I’m starting to notice that a lot of younger Christians are more interested in feeling good, having fun, being liked by others than they are in being able to know what’s true or show what’s true. Christians are no exception to this problem of finding meaning in life. A lot of us are just taking in entertainment and trying hard not to think at all.
And then there is the prosperity “gospel” which uses Jesus to achieve worldly success.
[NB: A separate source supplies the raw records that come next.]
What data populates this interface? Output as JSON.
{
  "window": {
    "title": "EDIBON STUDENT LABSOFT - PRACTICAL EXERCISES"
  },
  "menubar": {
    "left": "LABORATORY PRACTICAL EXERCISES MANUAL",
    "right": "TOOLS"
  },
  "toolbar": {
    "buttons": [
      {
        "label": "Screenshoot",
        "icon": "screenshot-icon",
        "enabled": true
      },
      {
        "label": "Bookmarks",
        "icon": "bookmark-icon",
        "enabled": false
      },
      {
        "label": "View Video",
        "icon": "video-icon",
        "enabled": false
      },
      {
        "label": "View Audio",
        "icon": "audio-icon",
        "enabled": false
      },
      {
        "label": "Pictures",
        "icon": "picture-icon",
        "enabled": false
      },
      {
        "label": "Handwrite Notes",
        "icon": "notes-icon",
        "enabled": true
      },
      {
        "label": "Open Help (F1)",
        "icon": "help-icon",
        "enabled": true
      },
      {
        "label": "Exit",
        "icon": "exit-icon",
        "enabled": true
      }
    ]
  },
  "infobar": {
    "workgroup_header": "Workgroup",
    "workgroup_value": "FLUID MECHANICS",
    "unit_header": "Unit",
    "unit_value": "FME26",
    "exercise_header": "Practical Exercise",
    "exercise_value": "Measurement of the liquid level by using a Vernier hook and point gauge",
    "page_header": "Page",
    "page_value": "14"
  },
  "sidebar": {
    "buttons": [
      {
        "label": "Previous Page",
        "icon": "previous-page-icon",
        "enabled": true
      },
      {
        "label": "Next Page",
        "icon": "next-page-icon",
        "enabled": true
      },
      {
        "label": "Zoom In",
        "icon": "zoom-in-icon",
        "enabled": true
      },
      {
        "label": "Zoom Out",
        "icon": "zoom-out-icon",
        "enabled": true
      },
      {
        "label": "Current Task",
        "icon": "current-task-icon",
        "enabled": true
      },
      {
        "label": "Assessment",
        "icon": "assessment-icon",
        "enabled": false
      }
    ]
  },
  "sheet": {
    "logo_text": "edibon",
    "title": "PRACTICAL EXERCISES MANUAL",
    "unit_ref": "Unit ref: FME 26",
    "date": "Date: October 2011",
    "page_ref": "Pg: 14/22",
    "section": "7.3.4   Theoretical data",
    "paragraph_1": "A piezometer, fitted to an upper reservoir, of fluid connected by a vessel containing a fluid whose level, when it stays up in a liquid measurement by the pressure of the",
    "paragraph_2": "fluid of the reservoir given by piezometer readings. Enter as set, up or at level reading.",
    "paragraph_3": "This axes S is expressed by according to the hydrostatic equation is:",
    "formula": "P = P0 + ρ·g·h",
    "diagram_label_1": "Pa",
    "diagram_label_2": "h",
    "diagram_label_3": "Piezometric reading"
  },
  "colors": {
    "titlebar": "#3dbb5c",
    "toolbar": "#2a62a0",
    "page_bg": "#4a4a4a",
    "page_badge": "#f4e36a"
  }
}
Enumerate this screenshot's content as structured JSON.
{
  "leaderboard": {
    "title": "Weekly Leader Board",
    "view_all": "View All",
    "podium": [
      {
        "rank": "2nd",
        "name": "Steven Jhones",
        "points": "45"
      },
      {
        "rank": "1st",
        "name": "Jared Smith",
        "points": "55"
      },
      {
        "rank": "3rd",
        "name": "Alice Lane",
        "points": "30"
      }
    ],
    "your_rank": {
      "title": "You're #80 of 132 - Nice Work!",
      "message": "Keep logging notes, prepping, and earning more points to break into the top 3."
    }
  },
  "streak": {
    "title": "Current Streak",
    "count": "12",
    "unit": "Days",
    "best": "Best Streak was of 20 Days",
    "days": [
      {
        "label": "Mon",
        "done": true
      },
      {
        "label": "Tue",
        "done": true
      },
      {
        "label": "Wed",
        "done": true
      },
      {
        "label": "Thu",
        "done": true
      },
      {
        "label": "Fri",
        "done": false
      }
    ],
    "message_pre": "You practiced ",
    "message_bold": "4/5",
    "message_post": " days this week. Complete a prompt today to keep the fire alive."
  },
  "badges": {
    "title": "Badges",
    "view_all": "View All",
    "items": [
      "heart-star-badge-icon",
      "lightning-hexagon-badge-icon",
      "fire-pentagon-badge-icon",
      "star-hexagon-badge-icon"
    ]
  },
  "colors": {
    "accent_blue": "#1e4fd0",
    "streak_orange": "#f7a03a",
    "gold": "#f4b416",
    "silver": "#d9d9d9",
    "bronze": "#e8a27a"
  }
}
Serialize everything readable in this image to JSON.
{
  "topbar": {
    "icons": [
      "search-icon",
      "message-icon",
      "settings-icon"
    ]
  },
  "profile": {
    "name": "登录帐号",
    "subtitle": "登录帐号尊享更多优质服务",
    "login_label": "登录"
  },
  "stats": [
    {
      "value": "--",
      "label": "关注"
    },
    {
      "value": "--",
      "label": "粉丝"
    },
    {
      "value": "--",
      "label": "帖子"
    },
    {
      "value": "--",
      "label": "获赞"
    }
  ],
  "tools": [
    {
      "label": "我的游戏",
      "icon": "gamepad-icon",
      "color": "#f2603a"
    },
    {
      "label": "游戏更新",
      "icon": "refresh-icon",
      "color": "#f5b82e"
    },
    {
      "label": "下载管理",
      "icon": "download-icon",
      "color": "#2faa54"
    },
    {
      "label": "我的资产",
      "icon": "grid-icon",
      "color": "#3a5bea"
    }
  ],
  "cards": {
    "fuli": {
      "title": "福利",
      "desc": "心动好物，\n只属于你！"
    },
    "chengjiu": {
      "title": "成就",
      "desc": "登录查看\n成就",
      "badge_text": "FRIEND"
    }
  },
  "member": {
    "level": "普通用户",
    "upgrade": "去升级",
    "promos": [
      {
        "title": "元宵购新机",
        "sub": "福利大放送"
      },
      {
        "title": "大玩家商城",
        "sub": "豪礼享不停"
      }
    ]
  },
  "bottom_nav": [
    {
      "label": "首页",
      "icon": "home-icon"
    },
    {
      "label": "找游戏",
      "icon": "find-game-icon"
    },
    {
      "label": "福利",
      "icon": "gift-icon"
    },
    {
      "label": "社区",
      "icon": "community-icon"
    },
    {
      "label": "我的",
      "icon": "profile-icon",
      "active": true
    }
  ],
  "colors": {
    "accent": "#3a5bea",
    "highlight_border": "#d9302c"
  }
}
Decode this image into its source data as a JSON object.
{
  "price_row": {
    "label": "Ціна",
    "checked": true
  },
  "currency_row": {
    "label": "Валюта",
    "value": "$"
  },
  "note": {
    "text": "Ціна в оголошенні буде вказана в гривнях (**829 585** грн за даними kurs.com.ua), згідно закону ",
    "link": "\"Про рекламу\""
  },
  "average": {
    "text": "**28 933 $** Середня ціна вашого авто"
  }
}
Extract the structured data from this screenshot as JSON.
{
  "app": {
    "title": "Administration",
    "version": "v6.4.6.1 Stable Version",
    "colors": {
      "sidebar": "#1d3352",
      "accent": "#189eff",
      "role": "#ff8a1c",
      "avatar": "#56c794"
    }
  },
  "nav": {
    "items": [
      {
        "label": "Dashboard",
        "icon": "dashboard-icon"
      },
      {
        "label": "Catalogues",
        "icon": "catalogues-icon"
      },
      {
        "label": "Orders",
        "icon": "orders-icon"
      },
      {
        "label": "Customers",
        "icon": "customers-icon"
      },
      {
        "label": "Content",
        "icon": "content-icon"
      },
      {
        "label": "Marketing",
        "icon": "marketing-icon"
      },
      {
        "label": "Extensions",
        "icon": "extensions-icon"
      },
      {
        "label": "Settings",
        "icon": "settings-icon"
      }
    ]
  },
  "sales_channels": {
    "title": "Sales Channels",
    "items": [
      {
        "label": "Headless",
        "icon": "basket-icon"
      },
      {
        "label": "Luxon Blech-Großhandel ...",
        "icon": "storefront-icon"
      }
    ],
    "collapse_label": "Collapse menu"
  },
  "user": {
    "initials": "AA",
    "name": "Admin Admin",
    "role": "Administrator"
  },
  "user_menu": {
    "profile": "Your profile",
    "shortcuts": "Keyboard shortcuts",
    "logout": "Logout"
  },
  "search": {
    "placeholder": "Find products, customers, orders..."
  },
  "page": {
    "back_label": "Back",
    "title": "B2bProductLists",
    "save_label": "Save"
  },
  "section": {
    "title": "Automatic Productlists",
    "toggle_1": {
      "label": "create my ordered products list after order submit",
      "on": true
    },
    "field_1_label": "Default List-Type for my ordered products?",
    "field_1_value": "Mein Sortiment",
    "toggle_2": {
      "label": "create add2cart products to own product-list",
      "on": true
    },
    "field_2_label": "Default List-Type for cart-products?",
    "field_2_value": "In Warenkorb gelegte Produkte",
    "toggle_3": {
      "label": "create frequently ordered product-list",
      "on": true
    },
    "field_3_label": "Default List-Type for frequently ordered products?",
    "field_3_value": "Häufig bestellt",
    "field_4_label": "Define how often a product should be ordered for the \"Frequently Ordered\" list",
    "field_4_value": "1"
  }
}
I had it all as an atheist: money, degrees, prestige, publications, long-term career accomplishments (things that will carry on for decades) but I had to admit to myself that in a short period of time in the cosmic sense (100-200 years max, and arguably much sooner), I would be completely forgotten by all humans on earth. Including my descendants. My achievements were not transcendent. When the earth died, or the universe,
so did everyone’s accomplishments.
That may not bother Ruse, but it did me. It’s not a proof of God’s existence but it’s proof of the ultimate absurdity of life on atheism.